I have a text description field for classified listings in a site. There is a separate field for entering the phone number for contacting the person but many people are entering the phone inside the description, which I do not want.
I use a regex to filter it if entered in number format but they get really creative and use letters as well. Is there a way to filter that using regex or some sort of preprocessing of the field.
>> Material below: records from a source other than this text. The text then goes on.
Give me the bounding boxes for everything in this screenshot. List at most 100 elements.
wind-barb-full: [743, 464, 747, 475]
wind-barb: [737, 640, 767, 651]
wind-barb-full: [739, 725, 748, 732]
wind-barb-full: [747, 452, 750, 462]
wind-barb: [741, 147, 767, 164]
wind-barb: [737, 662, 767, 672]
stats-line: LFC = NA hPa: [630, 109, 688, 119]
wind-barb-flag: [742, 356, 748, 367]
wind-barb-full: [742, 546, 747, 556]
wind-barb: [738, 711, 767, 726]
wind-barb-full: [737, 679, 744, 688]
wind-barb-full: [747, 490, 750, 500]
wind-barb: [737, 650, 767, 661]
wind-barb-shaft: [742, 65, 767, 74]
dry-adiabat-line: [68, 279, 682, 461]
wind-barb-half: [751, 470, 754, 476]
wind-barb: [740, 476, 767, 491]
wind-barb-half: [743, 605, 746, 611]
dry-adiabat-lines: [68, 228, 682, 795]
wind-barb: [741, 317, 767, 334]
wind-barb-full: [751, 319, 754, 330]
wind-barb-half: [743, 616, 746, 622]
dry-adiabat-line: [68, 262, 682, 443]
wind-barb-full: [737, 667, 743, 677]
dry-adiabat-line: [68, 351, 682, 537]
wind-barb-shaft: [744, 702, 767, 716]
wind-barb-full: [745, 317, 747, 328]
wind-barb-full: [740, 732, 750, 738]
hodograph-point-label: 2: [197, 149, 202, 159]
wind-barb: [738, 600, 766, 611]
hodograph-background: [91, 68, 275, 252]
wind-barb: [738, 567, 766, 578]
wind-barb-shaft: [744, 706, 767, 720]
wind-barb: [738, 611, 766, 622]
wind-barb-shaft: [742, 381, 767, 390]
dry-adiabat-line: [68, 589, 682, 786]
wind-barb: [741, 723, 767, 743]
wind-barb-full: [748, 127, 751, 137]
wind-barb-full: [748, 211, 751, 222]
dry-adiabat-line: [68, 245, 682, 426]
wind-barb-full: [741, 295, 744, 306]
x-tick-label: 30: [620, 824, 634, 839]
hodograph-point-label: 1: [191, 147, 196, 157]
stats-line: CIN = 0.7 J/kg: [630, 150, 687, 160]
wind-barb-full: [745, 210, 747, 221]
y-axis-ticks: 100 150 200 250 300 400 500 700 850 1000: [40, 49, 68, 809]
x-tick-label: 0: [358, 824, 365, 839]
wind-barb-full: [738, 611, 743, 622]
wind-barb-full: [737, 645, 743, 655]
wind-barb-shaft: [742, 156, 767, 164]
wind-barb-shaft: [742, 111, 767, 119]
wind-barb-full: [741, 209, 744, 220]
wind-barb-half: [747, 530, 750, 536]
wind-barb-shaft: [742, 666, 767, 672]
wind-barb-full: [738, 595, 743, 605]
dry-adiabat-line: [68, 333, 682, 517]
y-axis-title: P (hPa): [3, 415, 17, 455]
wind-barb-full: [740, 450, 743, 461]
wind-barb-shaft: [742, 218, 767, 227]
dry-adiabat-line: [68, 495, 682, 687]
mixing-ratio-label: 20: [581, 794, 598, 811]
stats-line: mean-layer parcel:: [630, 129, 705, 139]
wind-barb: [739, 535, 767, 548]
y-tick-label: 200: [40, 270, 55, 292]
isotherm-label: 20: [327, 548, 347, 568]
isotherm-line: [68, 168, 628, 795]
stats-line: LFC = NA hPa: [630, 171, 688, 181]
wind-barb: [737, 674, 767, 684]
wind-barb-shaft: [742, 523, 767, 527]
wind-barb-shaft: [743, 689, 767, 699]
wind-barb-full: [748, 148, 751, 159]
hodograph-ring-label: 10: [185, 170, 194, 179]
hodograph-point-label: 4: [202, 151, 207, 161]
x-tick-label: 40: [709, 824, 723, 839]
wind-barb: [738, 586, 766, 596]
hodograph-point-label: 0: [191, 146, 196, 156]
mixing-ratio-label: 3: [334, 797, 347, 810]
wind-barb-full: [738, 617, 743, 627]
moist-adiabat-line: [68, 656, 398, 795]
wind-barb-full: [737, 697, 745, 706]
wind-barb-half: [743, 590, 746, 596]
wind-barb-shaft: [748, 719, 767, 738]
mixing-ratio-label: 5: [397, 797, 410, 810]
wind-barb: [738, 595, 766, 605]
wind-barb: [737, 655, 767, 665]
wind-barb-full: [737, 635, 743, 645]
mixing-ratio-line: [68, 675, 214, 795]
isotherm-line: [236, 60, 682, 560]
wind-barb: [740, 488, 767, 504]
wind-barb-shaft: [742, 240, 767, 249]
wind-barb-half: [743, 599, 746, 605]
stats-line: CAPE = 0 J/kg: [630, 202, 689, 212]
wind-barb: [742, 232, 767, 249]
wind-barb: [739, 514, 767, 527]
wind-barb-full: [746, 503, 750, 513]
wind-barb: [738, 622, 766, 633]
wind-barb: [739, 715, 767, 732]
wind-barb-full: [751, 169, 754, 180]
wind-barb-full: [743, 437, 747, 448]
Here is an example code (which only works for the phone as numbers):
$phone = '0888123123';
$text = 'Some description with phone set to 0888123123 as well as zero eight eight eight one two three one two three.';
preg_match_all('/('.implode('[\D]*', str_split($phone)).')/i', strip_tags($text), $matches);
if (count($matches) > 0) {
foreach($matches as $value) {
$text = str_replace($value, $phone, $text);
}
}
I am thinking of replacing each of the letters with a number from an array like array('one'=>1)
and it would work except if they have a number somewhere else in the text it would replace it as well. Is there a way to upgrade the regex to catch the letters case for that phone number?
EDIT:
I updated the regex with an array for the numbers in letter format but there is another problem. If the phone number appears more than once in the text it doesn't work:
$text = 'Some description with phone set to 0888123123 as well as zero eight eight eight one two three one two three and a second time - zero eight eight eight one two three one two three.';
$phone_digits = array(0=>'zero',
1=>'one',
2=>'two',
3=>'three',
4=>'four',
5=>'five',
6=>'six',
7=>'seven',
8=>'eight',
9=>'nine');
$phone_letters = array();
foreach (str_split($phone) as $number)
{
$phone_letters[] = "($number|$phone_digits[$number])";
}
preg_match_all('/('.implode('[\D]*', $phone_letters).')/i', $text, $matches);
It matches the letters but doesn't stop at the last number of the phone:
Matches: "zero eight eight eight one two three one two three and a second time - zero eight eight eight one two three one two three."
instead of matching twice:
"zero eight eight eight one two three one two three"
Can the preg_match not be greedy and stop when the first match is found and then process the rest of the string for additional matches?